Business

What is the thinking behind the 50p tax rate pledge?

the financial district of the City of London Image copyright Reuters
Image caption Business leaders are concerned about how investors would react to a 50p tax rate

Labour has said it will bring back the 50p top rate of income tax if it wins the next election. So what could be the thinking behind this promise?

Individuals may not feel it but taxes have been tumbling over the past few decades, as countries actively compete with each other for investment by highly mobile but often disloyal multinationals.

In 1979 the top rate of income tax in the UK stood at 83% and now stands at half that (45%).

Corporation Tax - taxes applied to company profits - has fallen from 33% in 1995 and will be 21% this year.

But Labour's plans to raise the top rate of income tax from 45% to 50% for those earning more than £150,000 could be more about appearances than monetary gain.

The party has not put an estimate on how much would be earned from it.

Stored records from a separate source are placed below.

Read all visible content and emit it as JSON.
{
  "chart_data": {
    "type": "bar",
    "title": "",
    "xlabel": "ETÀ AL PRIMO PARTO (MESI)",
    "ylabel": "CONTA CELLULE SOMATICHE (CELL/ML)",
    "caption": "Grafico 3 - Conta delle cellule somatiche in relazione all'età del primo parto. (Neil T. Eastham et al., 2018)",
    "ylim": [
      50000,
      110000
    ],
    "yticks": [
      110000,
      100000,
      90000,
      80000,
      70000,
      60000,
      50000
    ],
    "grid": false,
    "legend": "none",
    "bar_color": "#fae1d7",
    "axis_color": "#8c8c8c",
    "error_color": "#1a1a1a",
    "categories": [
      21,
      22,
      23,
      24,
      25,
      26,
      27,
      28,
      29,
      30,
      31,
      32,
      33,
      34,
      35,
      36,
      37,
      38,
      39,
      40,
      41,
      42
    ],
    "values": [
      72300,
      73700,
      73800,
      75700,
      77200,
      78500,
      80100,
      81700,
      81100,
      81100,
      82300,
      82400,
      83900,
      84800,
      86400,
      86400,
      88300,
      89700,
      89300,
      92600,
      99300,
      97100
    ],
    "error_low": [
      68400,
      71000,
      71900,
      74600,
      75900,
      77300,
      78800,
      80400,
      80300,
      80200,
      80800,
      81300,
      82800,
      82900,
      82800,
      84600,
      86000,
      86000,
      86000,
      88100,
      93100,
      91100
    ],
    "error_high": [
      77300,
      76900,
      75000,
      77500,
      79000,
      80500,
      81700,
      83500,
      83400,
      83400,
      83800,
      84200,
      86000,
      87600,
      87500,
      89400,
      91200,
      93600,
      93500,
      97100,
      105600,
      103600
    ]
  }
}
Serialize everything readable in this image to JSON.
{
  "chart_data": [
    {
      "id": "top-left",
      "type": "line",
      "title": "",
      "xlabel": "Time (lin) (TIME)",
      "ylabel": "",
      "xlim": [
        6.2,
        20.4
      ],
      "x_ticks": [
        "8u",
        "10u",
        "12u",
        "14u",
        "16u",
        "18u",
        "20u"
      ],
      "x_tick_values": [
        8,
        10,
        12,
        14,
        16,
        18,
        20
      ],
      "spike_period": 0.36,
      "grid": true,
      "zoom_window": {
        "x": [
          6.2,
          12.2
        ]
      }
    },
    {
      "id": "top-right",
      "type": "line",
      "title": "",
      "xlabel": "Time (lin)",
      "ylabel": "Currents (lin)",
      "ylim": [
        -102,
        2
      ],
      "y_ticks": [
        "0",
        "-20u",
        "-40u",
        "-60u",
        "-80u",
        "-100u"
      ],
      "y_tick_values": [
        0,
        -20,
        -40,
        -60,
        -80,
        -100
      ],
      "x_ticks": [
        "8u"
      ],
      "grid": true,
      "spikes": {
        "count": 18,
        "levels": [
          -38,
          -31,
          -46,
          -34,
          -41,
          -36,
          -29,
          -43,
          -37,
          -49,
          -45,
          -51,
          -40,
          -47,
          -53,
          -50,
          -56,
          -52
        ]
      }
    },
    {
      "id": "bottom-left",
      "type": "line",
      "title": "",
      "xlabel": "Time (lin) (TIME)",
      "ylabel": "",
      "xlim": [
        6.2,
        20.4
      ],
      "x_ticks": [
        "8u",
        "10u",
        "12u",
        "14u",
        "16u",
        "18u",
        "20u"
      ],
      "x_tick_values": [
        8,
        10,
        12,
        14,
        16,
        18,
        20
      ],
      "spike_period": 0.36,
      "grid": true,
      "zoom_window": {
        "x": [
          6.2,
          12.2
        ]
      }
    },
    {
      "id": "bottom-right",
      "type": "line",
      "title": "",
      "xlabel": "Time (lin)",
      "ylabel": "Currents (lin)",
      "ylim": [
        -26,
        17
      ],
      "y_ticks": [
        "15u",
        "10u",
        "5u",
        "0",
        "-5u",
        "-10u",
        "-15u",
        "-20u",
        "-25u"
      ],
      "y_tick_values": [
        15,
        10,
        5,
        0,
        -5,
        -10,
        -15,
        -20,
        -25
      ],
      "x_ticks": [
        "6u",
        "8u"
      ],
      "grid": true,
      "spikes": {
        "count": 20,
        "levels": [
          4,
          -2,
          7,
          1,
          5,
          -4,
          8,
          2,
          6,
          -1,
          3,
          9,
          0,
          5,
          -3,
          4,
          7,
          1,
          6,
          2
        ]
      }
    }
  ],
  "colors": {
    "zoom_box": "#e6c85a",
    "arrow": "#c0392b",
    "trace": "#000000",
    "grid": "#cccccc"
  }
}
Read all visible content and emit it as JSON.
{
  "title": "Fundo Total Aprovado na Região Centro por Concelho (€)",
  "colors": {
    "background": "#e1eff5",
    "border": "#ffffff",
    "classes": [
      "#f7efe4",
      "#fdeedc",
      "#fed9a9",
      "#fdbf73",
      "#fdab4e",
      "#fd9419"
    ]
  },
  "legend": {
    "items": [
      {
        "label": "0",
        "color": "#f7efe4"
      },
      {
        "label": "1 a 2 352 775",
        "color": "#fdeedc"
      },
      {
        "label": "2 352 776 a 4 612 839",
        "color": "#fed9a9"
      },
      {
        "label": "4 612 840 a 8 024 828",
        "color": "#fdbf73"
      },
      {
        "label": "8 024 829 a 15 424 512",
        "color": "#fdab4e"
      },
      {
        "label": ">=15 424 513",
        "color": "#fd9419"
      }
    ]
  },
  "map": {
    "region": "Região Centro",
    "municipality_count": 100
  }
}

And the government has said its decision to cut the top rate from 50p to 45p reduced Treasury income by only £100m - a figure which was endorsed by the independent forecaster, the Office for Budget Responsibility, although the OBR also said there were huge uncertainties surrounding that figure.

Labour disputes this, saying later figures show almost £10bn more was paid in tax in the three years the 50p tax rate was in use.

Business leaders are more worried about the message that a tax hike might send out to the wider business world - coming as it does along with further plans announced by Labour to intervene directly in the energy and banking sectors.

They hypothesise that large companies sitting on cash piles worth billions of pounds - and who are wondering where and how to invest their money - might look at Labour's planned interventionism and baulk.

Furthermore, well-paid executives may not wish to move to a country where take-home pay is less than half of their gross pay - once national insurance is deducted.

Of course, Labour has tried to counter this fear by saying that, if elected in 2015, their husbandry of the public finances will be as strict if not stricter than that of the Conservatives.

They say they would stick to the current government's spending plans in their first year in power, cut benefits for wealthy pensioners and pass laws to balance the books every year.

After the economic shock of 2007-8 - which all but collapsed the entire banking system and caused the deepest recession in a century - it is clear that the prudent management of the economy is the most important thing for many voters.

By reinstating the 50p top rate Labour may be hoping it will be seen as being on the side of workers and not the wealthy.

The party wants primarily to be on the side of voters, not trade unions or big companies.

But Financial Secretary to the Treasury Sajid Javid said: "Labour got us into a mess by spending too much, borrowing too much and taxing too much.

"And now Ed Balls is proposing more spending, more borrowing and more taxes. It's the same old Labour - they haven't changed and they have no long-term economic plan for the future."

Peter Kellner from pollsters YouGov said voters used to perceive Labour as "nice but dim" while Tories were seen as "smart but mean". The challenge for Labour is being seen by the public as nice and smart.